Au terme de cette recherche, il a été constaté que l’utilisation d’un support visuel et de critères sont les deux principaux atouts de la méthode TRIAGE qui ont favorisé l’atteinte d’un consensus. Le support visuel a offert un cadre pour structurer la priorisation des idées en étapes. Il a aussi permis aux participants de suivre l’avancement de la démarche de priorisation tout au long des rencontres, puisqu’ils voyaient quelles idées étaient classées et celles qui demeuraient à analyser. Cela a d’ailleurs facilité la gestion du temps. Les critères offraient une base commune d’analyse facilitant la détermination de la priorité de chacune des idées. Les participants restaient centrés sur ces critères pour déterminer si une idée de contenu ou de format devait être incluse dans l’outil et il y a eu peu d’écarts de sujets. Il a également été remarqué que TRIAGE permet de mobiliser activement les participants dans le processus décisionnel. Nous avons ressenti que les participants avaient une grande motivation à échanger ensemble pour arriver à s’entendre sur le contenu et le format de l’outil. Il y avait un désir commun d’allier les différents points de vue et de faire des compromis pour prendre une décision qui convient à tous. Cependant, après avoir expérimenté TRIAGE, il est possible de questionner s’il s’agit de la méthode la plus appropriée à utiliser avec des parents en SVSE. Les membres de notre groupe ont apprécié la méthode et l’ont trouvé utile pour le but de notre recherche, mais ont tout de même mentionné que le processus de priorisation était exigeant. En effet, à partir de critères, ils devaient analyser rapidement la priorité d’idées qu’ils considéraient toutes importantes, prendre position et justifier leurs points de vue aux autres membres du comité. Certains ont exprimé que ce n’était pas facile « On a des gros morceaux, tout est important,

tout est relié, comment on va être capable d’arrimer ça, moi-même je suis tout mêlée…j’ai parlé de plusieurs choses en même temps, je suis déchirée tous les sujets sont intéressants. » En outre, dans cette méthode les

participants confrontent leurs préférences, remettent en question la pertinence des idées et négocient en groupe, ce qui peut être confrontant. Avec des individus d’une population marginalisée, souvent victimes de jugements, à risque d’avoir vécu des expériences négatives de soins et dont le sentiment de compétence parentale est plus susceptible d’être faible, nous nous demandons ainsi si elle est appropriée. D’un autre côté, la composante visuelle et la flexibilité de TRIAGE soutiennent son utilisation auprès de cette population.
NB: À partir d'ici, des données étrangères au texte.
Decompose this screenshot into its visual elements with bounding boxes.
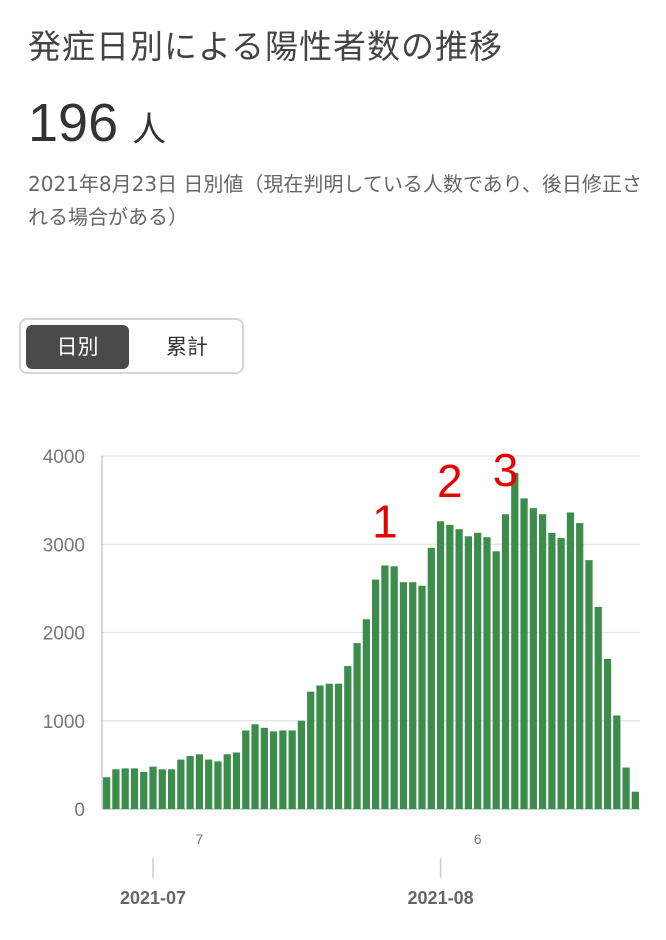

Effectivement, bien que ce soit une méthode standardisée, TRIAGE laisse la possibilité d’adapter le matériel et le processus de recherche aux caractéristiques des participants.
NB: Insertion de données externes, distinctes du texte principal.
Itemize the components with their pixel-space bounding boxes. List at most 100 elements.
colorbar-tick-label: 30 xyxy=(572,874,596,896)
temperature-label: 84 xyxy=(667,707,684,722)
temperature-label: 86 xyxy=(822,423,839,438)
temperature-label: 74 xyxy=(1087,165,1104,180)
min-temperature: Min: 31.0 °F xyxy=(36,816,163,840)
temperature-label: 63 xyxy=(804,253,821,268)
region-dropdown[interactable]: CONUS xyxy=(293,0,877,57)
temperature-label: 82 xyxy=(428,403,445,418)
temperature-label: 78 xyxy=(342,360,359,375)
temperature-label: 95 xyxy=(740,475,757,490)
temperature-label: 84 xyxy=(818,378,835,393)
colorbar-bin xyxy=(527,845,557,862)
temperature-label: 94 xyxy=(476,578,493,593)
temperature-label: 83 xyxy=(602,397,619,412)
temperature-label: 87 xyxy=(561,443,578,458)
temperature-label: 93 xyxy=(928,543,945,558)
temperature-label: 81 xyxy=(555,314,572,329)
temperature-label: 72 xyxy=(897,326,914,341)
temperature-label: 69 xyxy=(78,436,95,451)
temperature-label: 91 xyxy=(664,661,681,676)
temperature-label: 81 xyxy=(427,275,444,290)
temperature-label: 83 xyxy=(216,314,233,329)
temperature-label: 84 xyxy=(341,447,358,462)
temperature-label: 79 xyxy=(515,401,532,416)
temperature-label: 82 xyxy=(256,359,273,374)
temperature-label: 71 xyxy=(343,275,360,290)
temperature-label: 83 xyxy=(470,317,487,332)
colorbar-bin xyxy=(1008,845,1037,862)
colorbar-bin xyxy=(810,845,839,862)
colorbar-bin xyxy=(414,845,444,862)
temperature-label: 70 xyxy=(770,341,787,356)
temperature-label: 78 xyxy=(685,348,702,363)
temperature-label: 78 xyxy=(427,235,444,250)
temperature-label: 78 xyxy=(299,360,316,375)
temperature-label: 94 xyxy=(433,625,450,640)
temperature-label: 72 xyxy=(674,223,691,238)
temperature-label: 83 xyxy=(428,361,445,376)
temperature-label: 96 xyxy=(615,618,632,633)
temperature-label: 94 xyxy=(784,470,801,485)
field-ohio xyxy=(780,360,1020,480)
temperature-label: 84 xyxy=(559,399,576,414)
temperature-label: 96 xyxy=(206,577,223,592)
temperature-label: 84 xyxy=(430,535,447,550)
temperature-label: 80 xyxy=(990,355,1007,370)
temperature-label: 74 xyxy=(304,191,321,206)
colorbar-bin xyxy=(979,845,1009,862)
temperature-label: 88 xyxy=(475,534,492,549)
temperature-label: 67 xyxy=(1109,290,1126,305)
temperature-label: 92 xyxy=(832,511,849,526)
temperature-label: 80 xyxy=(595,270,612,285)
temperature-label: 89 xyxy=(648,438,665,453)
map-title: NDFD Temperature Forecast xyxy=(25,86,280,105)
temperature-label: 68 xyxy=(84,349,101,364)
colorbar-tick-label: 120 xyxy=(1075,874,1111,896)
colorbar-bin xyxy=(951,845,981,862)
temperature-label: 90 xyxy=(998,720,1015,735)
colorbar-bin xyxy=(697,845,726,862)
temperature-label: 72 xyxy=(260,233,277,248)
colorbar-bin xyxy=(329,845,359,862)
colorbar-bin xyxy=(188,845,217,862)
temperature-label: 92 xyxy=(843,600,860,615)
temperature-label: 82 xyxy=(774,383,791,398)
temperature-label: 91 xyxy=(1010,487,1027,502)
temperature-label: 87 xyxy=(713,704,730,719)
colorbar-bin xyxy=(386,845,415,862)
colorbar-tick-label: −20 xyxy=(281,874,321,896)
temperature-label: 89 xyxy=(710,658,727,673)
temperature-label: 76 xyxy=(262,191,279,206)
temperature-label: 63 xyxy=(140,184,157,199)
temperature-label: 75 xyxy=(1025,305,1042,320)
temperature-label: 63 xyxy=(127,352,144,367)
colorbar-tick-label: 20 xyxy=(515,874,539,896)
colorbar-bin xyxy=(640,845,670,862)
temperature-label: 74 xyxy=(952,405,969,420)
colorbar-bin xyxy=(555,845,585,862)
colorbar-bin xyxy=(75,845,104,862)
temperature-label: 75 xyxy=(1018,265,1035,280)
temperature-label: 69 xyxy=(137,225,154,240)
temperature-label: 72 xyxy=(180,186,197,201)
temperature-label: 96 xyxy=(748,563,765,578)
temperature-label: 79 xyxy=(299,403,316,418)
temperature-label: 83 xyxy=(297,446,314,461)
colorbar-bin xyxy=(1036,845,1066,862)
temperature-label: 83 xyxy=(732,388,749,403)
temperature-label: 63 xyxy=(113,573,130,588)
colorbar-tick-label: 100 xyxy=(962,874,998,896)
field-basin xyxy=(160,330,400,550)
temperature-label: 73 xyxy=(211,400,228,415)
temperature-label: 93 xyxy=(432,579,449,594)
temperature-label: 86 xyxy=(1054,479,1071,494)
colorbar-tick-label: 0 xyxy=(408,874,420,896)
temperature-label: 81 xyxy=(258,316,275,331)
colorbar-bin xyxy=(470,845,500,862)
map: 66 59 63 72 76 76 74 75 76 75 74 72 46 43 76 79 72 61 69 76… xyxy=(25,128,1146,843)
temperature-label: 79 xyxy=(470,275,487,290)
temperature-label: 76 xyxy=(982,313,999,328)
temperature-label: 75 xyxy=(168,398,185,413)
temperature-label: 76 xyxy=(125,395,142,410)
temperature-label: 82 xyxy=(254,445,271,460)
Par contre, il est possible de se demander si la recherche d’un consensus permet réellement de faire le choix qui répond le mieux aux besoins de la population cible. Par exemple, pour le format, l’échelle de mesure était la meilleure option envisagée dans le temps disponible pour arriver à une entente de groupe. Toutefois, nous ressentions que c’était davantage les caractéristiques de ce format que l’échelle en soi qui importaient aux participants. Nous pensons qu’il est possible qu’une autre alternative ait pu davantage convenir aux participants s’ils avaient eu plus de temps pour y réfléchir.